Il était jadis un personnage du nom d'Anzar. C'était le maître de la pluie. Il désirait épouser une jeune fille d'une merveilleuse beauté : la lune brille dans le ciel, ainsi elle brillait elle-même sur la terre. Son visage était resplendissant, son vêtement était de soie chatoyant.

         Elle avait l'habitude de se baigner dans une rivière aux reflets d'argent.

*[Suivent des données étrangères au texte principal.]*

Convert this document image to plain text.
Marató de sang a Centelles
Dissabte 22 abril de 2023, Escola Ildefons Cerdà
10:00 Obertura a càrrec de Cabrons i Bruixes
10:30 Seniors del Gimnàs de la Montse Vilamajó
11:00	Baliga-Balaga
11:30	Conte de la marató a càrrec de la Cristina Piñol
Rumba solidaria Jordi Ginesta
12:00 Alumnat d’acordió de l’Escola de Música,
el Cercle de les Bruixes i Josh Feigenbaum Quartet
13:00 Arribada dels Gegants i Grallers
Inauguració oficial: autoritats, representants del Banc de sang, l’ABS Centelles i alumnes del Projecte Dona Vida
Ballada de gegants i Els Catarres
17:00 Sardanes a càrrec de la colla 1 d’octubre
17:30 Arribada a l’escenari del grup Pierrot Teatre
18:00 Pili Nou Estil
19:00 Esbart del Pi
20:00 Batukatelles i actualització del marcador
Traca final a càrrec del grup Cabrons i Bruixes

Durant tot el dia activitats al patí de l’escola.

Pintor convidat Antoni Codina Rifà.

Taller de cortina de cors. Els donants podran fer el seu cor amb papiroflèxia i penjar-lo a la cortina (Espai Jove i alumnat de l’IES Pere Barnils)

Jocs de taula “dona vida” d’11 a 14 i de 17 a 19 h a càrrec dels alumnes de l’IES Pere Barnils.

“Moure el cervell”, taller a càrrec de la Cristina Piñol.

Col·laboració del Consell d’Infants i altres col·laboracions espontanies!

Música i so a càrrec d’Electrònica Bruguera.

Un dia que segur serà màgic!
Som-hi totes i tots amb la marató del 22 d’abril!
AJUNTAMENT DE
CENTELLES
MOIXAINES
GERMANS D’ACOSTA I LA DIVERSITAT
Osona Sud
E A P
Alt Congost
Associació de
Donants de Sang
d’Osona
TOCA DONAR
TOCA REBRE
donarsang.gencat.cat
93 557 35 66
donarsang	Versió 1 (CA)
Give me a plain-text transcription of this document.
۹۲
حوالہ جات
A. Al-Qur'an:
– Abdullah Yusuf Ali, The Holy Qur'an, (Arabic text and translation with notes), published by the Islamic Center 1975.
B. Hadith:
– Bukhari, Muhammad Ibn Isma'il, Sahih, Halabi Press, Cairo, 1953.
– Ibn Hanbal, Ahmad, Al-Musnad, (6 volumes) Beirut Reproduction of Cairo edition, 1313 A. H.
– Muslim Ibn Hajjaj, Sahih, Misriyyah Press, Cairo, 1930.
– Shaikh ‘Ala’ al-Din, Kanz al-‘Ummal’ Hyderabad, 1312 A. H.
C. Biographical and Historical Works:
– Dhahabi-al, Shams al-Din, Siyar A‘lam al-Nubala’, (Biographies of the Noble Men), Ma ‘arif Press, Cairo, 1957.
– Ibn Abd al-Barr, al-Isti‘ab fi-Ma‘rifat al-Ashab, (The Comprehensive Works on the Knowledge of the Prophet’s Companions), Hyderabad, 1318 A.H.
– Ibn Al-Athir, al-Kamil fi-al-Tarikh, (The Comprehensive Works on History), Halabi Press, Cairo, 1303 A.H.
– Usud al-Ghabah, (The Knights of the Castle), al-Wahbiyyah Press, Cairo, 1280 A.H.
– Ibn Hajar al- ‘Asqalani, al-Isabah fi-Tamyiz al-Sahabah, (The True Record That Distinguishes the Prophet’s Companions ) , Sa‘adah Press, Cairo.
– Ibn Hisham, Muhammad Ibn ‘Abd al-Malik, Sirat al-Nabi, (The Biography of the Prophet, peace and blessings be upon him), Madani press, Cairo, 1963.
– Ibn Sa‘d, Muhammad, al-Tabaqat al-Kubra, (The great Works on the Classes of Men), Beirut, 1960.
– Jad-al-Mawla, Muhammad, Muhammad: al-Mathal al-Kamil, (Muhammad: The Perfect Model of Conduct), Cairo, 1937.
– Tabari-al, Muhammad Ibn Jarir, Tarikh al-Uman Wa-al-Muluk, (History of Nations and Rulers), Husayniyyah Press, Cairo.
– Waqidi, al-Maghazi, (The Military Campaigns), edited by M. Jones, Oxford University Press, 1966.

Quand le maître de la pluie descendait sur terre, s'approchait d'elle, elle prenait peur[1] et lui se retirait.

         Un jour, il finit par lui dire : "Tel l'éclair j'ai fendu l'immensité du ciel, ô Toi, Etoile plus brillante que les autres, donne-moi donc le trésor qui est tien sinon je te priverai de cette eau."

         La jeune fille lui répondit : "Je t'en supplie, Maître des eaux, au front couronnée de corail, (je le sais) nous sommes faits l'un pour l'autre... mais je redoute le qu'en dira-t-on"...

         A ces mots, le Maître de l'eau tourna brusquement la bague qu'il portait au doigt : la rivière soudain tarit et disparut. la jeune fille poussa un cri et fondit en larmes. Alors elle se dépouilla de sa robe de soie et resta toute nue. Et elle criait vers le ciel : "Ô Anzar, Ô Anzar ! Ô Toi, floraison des prairies ! Laisse à nouveau couler la rivière, et viens prendre ta revanche."

         A l'instant même elle vit le Maître de l'eau sous l'aspect d'un éclair immense[2]. Il serra contre lui la jeune fille : la rivière se remit à couler et toute la terre se couvrit de verdure.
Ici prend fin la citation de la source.